In this talk, we explore challenges when dealing with I/O-ignorant high performance computing systems and opportunities for integrating I/O awareness in these systems. Specifically, we present solutions that use I/O awareness to reduce contentions in scheduling policies managing under provisioned systems with burst buffers, and to mitigate data movements in data-intensive simulations. Our proposed solutions go beyond high performance computing and develop opportunities for interdisciplinary collaborations.

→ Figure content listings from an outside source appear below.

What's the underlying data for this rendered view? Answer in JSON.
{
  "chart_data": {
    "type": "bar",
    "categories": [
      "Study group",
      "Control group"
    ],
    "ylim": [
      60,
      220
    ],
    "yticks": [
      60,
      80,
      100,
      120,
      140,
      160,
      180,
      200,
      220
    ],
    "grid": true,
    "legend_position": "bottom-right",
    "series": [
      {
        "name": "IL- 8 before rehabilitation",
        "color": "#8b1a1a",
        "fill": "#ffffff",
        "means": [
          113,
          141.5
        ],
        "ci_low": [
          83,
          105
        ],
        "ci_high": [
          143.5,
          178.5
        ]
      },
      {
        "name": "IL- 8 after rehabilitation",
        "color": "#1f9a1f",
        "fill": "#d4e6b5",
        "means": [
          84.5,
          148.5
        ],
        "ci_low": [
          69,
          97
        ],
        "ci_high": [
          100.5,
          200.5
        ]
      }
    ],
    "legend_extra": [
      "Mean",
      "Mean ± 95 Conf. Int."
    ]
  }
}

Michela Taufer (University of Delaware)
Michela Taufer is an associate professor in the Computer and Information Sciences Department at the University of Delaware. She earned her master’s degrees in Computer Engineering from the University of Padova (Italy) and her doctoral degree in Computer Science from the Swiss Federal Institute of Technology (Switzerland). From 2003 to 2004 she was a La Jolla Interfaces in Science Training Program (LJIS) Postdoctoral Fellow at the University of California San Diego (UCSD) and The Scripps Research Institute (TSRI), where she worked on interdisciplinary projects in computer systems and computational chemistry. From 2005 to 2007, she was an Assistant Professor at the Computer Science Department of the University of Texas at El Paso (UTEP). She joined the University of Delaware in 2007 as an Assistant Professor and was promoted to Associate Professor with tenure in 2012. Taufer's research interests include scientific applications and their advanced programmability in heterogeneous computing (i.e., multi-core and many-core platforms, GPUs); performance analysis, modeling, and optimization of multi-scale applications on heterogeneous computing, cloud computing, and volunteer computing; numerical reproducibility and stability of large-scale simulations on multi-core platforms; big data analytics and MapReduce.